«C’è stato un momento in cui ci eravamo scoraggiati». Ammette lo sconforto il presidente della fondazione Ebbene Edoardo Barbarossa, «ma non ci siamo mai rassegnati». E la resistenza ha pagato. L’immobile sulla circonvallazione etnea (in zona Nesima), al civico 17 di via Eredia, poco più di sette mesi fa, era stato prima occupato abusivamente e poi vandalizzato. Sembrava destinato a trasformarsi in un luogo abbandonato con danni per un totale di circa 300mila euro. «Ma tutto è bene quel che finisce bene», commenta a MeridioNews Barbarossa. La struttura su due piani – con sette camere molto grandi (con bagni e angolo cottura) sopra e una enorme sala sotto – oggi è un centro Sai (Sistema di accoglienza integrato), quello che in passato avremmo chiamato Sprar, e accoglie giovani migranti neo-maggiorenni.

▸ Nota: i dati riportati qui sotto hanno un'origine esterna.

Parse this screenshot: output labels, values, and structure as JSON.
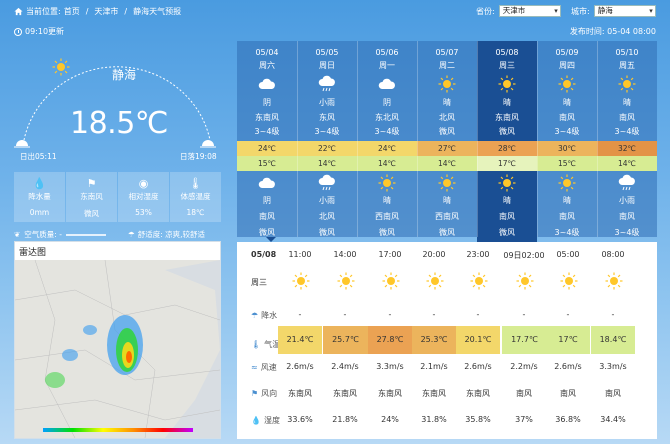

«Non ho mai visto la struttura prima che venisse sistemata – dice Giuliana Ecora, la responsabile dei servizi immigrazione della cooperativa sociale Team che gestisce il centro insieme al consorzio Sol.co – e vedendola così viva adesso, mi pare impossibile immaginarla in quel modo». Tra sanitari smontati, ascensore divelto, porte scardinate, fili delle rete elettrica tagliati, l’immobile – che in passato è stato sede di una municipalità e casa di riposo per anziani – era inutilizzabile. Al punto che la fondazione, dopo essersi aggiudicata il bando per l’assegnazione dell’Istituto autonomo delle case popolari (Iacp) di Catania, aveva chiesto che venisse consegnato solo quando fruibile. «In autunno, finalmente, dallo Iacp hanno deciso di sistemarlo. Dopo una prima consegna provvisoria – spiega il presidente di Ebbene – siamo stati noi a decidere di mettere subito un custode, nonostante i locali non fossero ancora pronti, per evitare che venisse di nuovo occupato o vandalizzato».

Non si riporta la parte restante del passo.